Bir WAF, yazılım veya donanım aracılığıyla dağıtılabilir veya belirli bir işletim sistemindeki bir sunucu aracılığıyla diğer ağ bileşenlerine entegre edilebilir.
Çalışma modları farklı olsa da, WAF dağıtım modelleri aşağıdaki şekildedir:
1. Donanım Tabanlı WAF
Bazen ağ tabanlı güvenlik duvarları olarak adlandırılan donanım tabanlı (cihaz tabanlı) WAF’ler, bir ağ içindeki cihazlar ile dışarıdaki cihazlar arasında güvenli bir ağ geçidi görevi gören bağımsız cihazlardır. Birden fazla cihazı korumaya çalışan büyük şirketler için idealdir, ana cihazların diğer kaynaklarının işlem gücünü fazla tüketmezler.
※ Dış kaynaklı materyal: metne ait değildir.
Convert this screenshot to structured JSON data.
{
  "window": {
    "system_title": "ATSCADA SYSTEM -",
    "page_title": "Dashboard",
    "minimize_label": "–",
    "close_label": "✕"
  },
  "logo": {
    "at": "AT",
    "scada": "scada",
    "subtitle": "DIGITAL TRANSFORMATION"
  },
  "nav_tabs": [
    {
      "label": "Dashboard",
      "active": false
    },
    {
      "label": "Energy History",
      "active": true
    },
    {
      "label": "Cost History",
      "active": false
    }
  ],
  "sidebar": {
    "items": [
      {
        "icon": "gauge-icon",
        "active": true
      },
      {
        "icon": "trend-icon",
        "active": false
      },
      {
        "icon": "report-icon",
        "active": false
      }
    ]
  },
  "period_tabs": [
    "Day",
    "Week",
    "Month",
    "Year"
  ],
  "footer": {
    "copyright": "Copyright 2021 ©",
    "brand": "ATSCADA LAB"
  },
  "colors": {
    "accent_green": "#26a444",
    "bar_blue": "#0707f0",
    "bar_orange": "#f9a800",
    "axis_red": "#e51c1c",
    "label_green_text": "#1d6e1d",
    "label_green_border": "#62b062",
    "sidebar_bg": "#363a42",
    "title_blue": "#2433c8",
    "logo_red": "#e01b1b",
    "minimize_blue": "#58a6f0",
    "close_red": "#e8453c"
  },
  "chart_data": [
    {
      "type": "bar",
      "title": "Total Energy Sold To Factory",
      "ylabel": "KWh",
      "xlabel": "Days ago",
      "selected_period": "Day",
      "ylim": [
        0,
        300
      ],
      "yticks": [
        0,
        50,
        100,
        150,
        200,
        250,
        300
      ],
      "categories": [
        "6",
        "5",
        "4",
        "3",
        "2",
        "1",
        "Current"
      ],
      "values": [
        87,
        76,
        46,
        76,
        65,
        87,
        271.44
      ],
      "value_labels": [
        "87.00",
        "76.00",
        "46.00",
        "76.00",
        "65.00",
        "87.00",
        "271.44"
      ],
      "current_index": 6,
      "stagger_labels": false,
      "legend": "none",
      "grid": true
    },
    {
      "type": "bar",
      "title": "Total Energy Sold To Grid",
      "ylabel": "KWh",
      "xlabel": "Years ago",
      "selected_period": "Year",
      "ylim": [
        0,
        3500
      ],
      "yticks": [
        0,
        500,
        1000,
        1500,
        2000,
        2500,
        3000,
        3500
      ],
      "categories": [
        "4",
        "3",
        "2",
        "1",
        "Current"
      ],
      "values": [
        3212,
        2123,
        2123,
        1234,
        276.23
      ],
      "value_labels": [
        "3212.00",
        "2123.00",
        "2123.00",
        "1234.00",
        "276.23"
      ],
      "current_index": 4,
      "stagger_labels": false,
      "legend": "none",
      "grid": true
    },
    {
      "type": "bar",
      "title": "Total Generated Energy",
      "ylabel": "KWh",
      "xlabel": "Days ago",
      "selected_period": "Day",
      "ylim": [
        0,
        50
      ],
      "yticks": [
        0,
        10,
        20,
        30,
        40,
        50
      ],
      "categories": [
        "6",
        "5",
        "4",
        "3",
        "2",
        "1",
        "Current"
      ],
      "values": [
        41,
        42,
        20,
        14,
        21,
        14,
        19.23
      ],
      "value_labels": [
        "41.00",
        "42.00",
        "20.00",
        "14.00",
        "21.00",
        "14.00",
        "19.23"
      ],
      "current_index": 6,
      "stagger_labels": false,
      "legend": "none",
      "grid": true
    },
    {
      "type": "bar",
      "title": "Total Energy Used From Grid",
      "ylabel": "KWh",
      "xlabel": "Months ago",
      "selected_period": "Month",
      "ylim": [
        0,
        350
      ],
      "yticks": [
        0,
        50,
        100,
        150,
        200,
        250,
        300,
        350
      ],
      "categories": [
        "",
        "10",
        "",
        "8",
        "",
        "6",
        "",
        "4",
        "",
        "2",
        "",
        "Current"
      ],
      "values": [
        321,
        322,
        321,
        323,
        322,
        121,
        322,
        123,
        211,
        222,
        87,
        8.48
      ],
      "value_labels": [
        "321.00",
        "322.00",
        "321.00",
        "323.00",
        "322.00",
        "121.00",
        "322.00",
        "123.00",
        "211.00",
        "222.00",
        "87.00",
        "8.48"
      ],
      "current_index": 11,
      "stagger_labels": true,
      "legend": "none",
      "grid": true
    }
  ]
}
Ana bilgisayar tabanlı güvenlik duvarlarının aksine, şirket içi cihazlar olarak kurulur ve düşük gecikme süresiyle çalışırlar, ancak kurulumları, yapılandırmaları ve bakımları zordur.
2. Yazılım Tabanlı WAF
Yazılım tabanlı (ana bilgisayar tabanlı) WAF’ler, sunucular üzerinde çalışan, özelleştirilebilen ve bir şirketin uygulama koduna tamamen entegre edilebilen, uygun maliyetli fiyatlandırmaya sahip güvenlik duvarlarıdır. Uygulama sunucunuzda belirli kitaplıklar gerektirirler, her cihazda ayrı ayrı kurulmaları gerekir ve düzgün çalışması için daha fazla sunucu kaynağı (CPU ve RAM) kullanırlar. Ana bilgisayar tabanlı WAF’lerin düzgün çalışması için daha fazla kaynak ve geliştirici (Yazılım Geliştirme ve BT İşlemleri) uzmanlığı gerekir.
3. Bulut Tabanlı WAF
Bulut tabanlı, buluta özgü veya bulutta barındırılan güvenlik duvarları, güvenlik hizmeti sağlayıcıları tarafından MSSP ile yönetilebilen güvenlik duvarları olarak bilinir. Bu, onları sıkı güvenlik arayan büyük işletmeler ve WAF’lerde yetersiz uzmanlığa sahip küçük şirketler için mükemmel bir seçim haline getirir.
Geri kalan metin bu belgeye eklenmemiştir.